It is 80 characters. EWE was wrapping at 80 UTF-8 bytes rather than characters, which was causing the flicker

I'm not entirely opposed to adding support for the YAML format, assuming it has stabilized.

I meant that we should have an internal load/save script that uses the wn library as its in-memory model. Thanks for the link to https://github.com/Hypercookie/wn-editor, this seems very useful, for implementing this.

If you replace line wordnet_yaml:416

  s["members"] = entries_ordered(wn, synset.id)

with s["members"] = [wn.id2entry[m].lemma.written_form for m in synset.members]

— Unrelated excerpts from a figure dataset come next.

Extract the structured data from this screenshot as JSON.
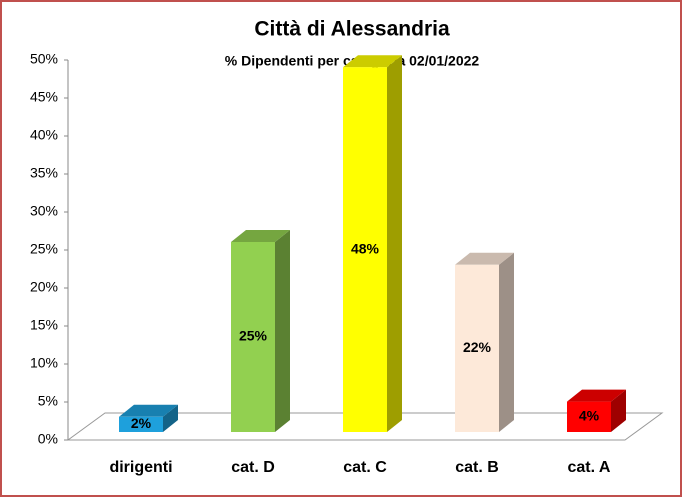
{
  "chart_data": {
    "type": "bar3d",
    "title": "Città di Alessandria",
    "subtitle": "% Dipendenti per categoria 02/01/2022",
    "categories": [
      "dirigenti",
      "cat. D",
      "cat. C",
      "cat. B",
      "cat. A"
    ],
    "values": [
      2,
      25,
      48,
      22,
      4
    ],
    "value_labels": [
      "2%",
      "25%",
      "48%",
      "22%",
      "4%"
    ],
    "colors": [
      "#1ea0dc",
      "#92d050",
      "#ffff00",
      "#fde9d9",
      "#ff0000"
    ],
    "ylim": [
      0,
      50
    ],
    "yticks": [
      {
        "value": 0,
        "label": "0%"
      },
      {
        "value": 5,
        "label": "5%"
      },
      {
        "value": 10,
        "label": "10%"
      },
      {
        "value": 15,
        "label": "15%"
      },
      {
        "value": 20,
        "label": "20%"
      },
      {
        "value": 25,
        "label": "25%"
      },
      {
        "value": 30,
        "label": "30%"
      },
      {
        "value": 35,
        "label": "35%"
      },
      {
        "value": 40,
        "label": "40%"
      },
      {
        "value": 45,
        "label": "45%"
      },
      {
        "value": 50,
        "label": "50%"
      }
    ],
    "grid": false
  }
}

Yes, implemented. It seems that this was some legacy hack based on sense IDs that does not apply any more.

1313ou commented 3 weeks ago

Fine now. Thanks John.

1313ou commented 3 weeks ago

Basic load/save support could be this oewnio.py file now:

#!/usr/bin/python3

import os
import pickle

import wordnet_yaml

def load(repo):
    """ Load model from repo (home, not src/yaml dir)"""
    current_dir = os.getcwd()
    os.chdir(repo)
    wn = wordnet_yaml.load()
    os.chdir(current_dir)
    return wn

def save(wn, out_repo):
    """ Save model to repo (home, not src/yaml dir) """
    current_dir = os.getcwd()
    os.chdir(out_repo)
    wordnet_yaml.save(wn)
    os.chdir(current_dir)

def normalize(repo):
    """ Normalize repo (home, not src/yaml dir)"""
    for f in glob(f"{repo}/src/yaml/*.yaml"):
        data = yaml.load(open(f), Loader=yaml.CLoader)
        with open(f, "w") as out:
            out.write(yaml.dump(data, default_flow_style=False, allow_unicode=True))

def load_pickle(path, file='wn.pickle'):
    """ Load model from pickle file in path """
    return pickle.load(open(f"{path}/{file}", "rb"))

def save_pickle(wn, path, file='wn.pickle'):
    """ Save model to pickle file in path """
    pickle.dump(wn, open(f"{path}/{file}", "wb"))